In music only a very few tracks have enough genuine demand to justify providing a live connection either for a download or a stream, or the resulting torrent of reporting to share out the minute royalties generated. It’s easy to understand popularity in music as a pyramid of 3 multiplied by powers of 10. 3 tracks are screamingly hot, 30 in demand, 300 popular, and so on. Today the entire repertoire of drivetime radio would fit on a memory chip the size of a thumbnail, and as we know that selection changes so slowly it makes a real thumbnail look volatile. A square inch will soon be able to store 15,000 tracks – that is about 750 hours of music. We are less eclectic than we think; many of us turn off the radio if the DJ starts playing music we have not heard before.
What are the business drivers here? A catalogue owner would do much better to license a selection of back catalogue on a once only fee to be sold as a chip embedded in a device, enjoyed for a year or two, and then recycled or destroyed. New and popular music would naturally remain on a per use or per download tariff as it justifies the cost of multiple deliveries and all that royalty reporting, and could be managed in a more dynamic cache on the device. Music services could get adept at using network quiet time to refresh and pre-cache, giving the network owners a real reason to subsidise the bandwidth music uses off-peak in preference to expensive and contended peaktime data. The embedded library could have something akin to a firmware update from time to time, if necessary. Importantly it could be entirely locked to the hardware, meaning a effortful loopback to a recording device if anyone wanted to set it free.

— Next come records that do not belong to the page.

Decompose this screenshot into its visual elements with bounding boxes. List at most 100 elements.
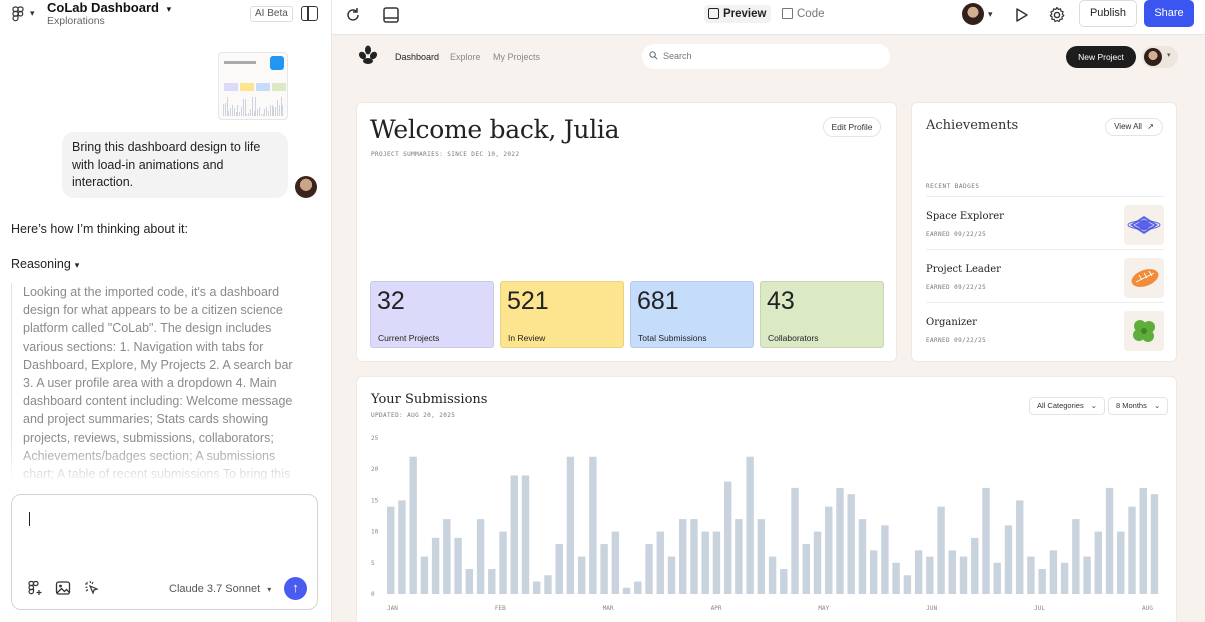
chart-bar[interactable]	[555, 544, 563, 594]
model-selector[interactable]: Claude 3.7 Sonnet ▾	[169, 583, 271, 595]
chart-bar[interactable]	[1139, 487, 1147, 594]
chart-bar[interactable]	[510, 475, 518, 594]
chart-bar[interactable]	[398, 500, 406, 594]
chart-bar[interactable]	[701, 531, 709, 594]
chart-bar[interactable]	[937, 506, 945, 594]
chart-bar[interactable]	[914, 550, 923, 594]
chart-bar[interactable]	[757, 519, 766, 594]
chart-bar[interactable]	[746, 456, 754, 594]
chart-bar[interactable]	[1128, 506, 1136, 594]
refresh-icon[interactable]	[344, 6, 362, 24]
chart-bar[interactable]	[802, 544, 810, 594]
chart-bar[interactable]	[948, 550, 956, 594]
chart-bar[interactable]	[600, 544, 608, 594]
chart-bar[interactable]	[1150, 494, 1159, 594]
chart-bar[interactable]	[544, 575, 552, 594]
edit-profile-button[interactable]: Edit Profile	[823, 117, 881, 137]
badge-item[interactable]: Project Leader EARNED 09/22/25	[926, 249, 1164, 302]
chart-bar[interactable]	[667, 556, 676, 594]
chart-bar[interactable]	[499, 531, 507, 594]
search-input[interactable]: Search	[642, 44, 890, 69]
figma-logo-icon[interactable]	[10, 6, 26, 22]
chart-bar[interactable]	[982, 487, 990, 594]
send-button[interactable]: ↑	[284, 577, 307, 600]
chart-bar[interactable]	[735, 519, 743, 594]
chart-bar[interactable]	[679, 519, 687, 594]
chart-bar[interactable]	[971, 537, 979, 594]
chart-bar[interactable]	[1094, 531, 1103, 594]
chart-bar[interactable]	[993, 562, 1001, 594]
magic-select-icon[interactable]	[84, 580, 100, 596]
play-icon[interactable]	[1012, 6, 1030, 24]
chart-bar[interactable]	[847, 494, 855, 594]
stat-in-review[interactable]: 521 In Review	[500, 281, 624, 348]
chart-bar[interactable]	[836, 487, 844, 594]
chart-bar[interactable]	[1105, 487, 1114, 594]
tab-preview[interactable]: Preview	[704, 5, 772, 23]
category-filter[interactable]: All Categories ⌄	[1029, 397, 1106, 415]
chart-bar[interactable]	[611, 531, 620, 594]
chart-bar[interactable]	[690, 519, 698, 594]
stat-collaborators[interactable]: 43 Collaborators	[760, 281, 884, 348]
chart-bar[interactable]	[959, 556, 968, 594]
chart-bar[interactable]	[1038, 569, 1046, 594]
stat-total-submissions[interactable]: 681 Total Submissions	[630, 281, 754, 348]
layout-panel-icon[interactable]	[382, 6, 400, 24]
tab-code[interactable]: Code	[778, 5, 825, 23]
chart-bar[interactable]	[465, 569, 474, 594]
chart-bar[interactable]	[521, 475, 530, 594]
chart-bar[interactable]	[577, 556, 586, 594]
chart-bar[interactable]	[780, 569, 788, 594]
chart-bar[interactable]	[1072, 519, 1080, 594]
profile-menu[interactable]: ▾	[1142, 46, 1178, 68]
chart-bar[interactable]	[409, 456, 417, 594]
chart-bar[interactable]	[488, 569, 496, 594]
chart-bar[interactable]	[858, 519, 867, 594]
chart-bar[interactable]	[1049, 550, 1058, 594]
chart-bar[interactable]	[622, 587, 631, 594]
chart-bar[interactable]	[869, 550, 878, 594]
badge-item[interactable]: Organizer EARNED 09/22/25	[926, 302, 1164, 355]
stat-current-projects[interactable]: 32 Current Projects	[370, 281, 494, 348]
chart-bar[interactable]	[1117, 531, 1125, 594]
chart-bar[interactable]	[1083, 556, 1091, 594]
chart-bar[interactable]	[813, 531, 822, 594]
publish-button[interactable]: Publish	[1079, 0, 1137, 27]
chart-bar[interactable]	[926, 556, 934, 594]
chart-bar[interactable]	[634, 581, 642, 594]
chart-bar[interactable]	[533, 581, 541, 594]
chart-bar[interactable]	[387, 506, 395, 594]
chart-bar[interactable]	[431, 537, 440, 594]
figma-import-icon[interactable]	[27, 580, 43, 596]
chart-bar[interactable]	[712, 531, 721, 594]
project-title[interactable]: CoLab Dashboard ▾	[47, 0, 172, 15]
chart-bar[interactable]	[1027, 556, 1035, 594]
sidebar-toggle-icon[interactable]	[301, 6, 318, 21]
chart-bar[interactable]	[1015, 500, 1024, 594]
account-avatar[interactable]	[962, 3, 984, 25]
chart-bar[interactable]	[1004, 525, 1013, 594]
chart-bar[interactable]	[1060, 562, 1069, 594]
chart-bar[interactable]	[420, 556, 429, 594]
image-upload-icon[interactable]	[55, 580, 71, 596]
message-composer[interactable]: Claude 3.7 Sonnet ▾ ↑	[11, 494, 318, 610]
chart-bar[interactable]	[768, 556, 777, 594]
chart-bar[interactable]	[454, 537, 462, 594]
chart-bar[interactable]	[656, 531, 664, 594]
chart-bar[interactable]	[566, 456, 575, 594]
chart-bar[interactable]	[825, 506, 833, 594]
view-all-button[interactable]: View All ↗	[1105, 118, 1163, 136]
chart-bar[interactable]	[723, 481, 732, 594]
chart-bar[interactable]	[791, 487, 799, 594]
settings-gear-icon[interactable]	[1048, 6, 1066, 24]
colab-logo-icon[interactable]	[356, 44, 380, 68]
chevron-down-icon[interactable]: ▾	[988, 9, 993, 19]
chart-bar[interactable]	[903, 575, 912, 594]
chart-bar[interactable]	[645, 544, 653, 594]
reasoning-toggle[interactable]: Reasoning ▾	[11, 257, 79, 271]
chart-bar[interactable]	[443, 519, 451, 594]
range-filter[interactable]: 8 Months ⌄	[1108, 397, 1169, 415]
chart-bar[interactable]	[881, 525, 889, 594]
nav-my-projects[interactable]: My Projects	[493, 52, 541, 62]
chart-bar[interactable]	[892, 562, 900, 594]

The sell to the consumer would be relatively straight forward too. Buy a library of evergreen music for $50, and add all the latest chart hits for $25 per year if you want to, or buy a la carte if you prefer. At a wholesale rate of $40 music could be used as a sales incentive for just about any big ticket or recurring item. Remember this is back catalogue; I predict that the music rights owners would compete to get on the chip.
Having strong musical preferences and making playlists has always been a minority sport. The technology and the business drivers both say that in a few years we will be buying downloads in vast quantities, but not choosing them track by track. We might not be paying for them directly. The result will be a much more efficient market, and most important for us all, a certain amount of freedom from over-dependence on privacy invading clouds and undependable mobile networks.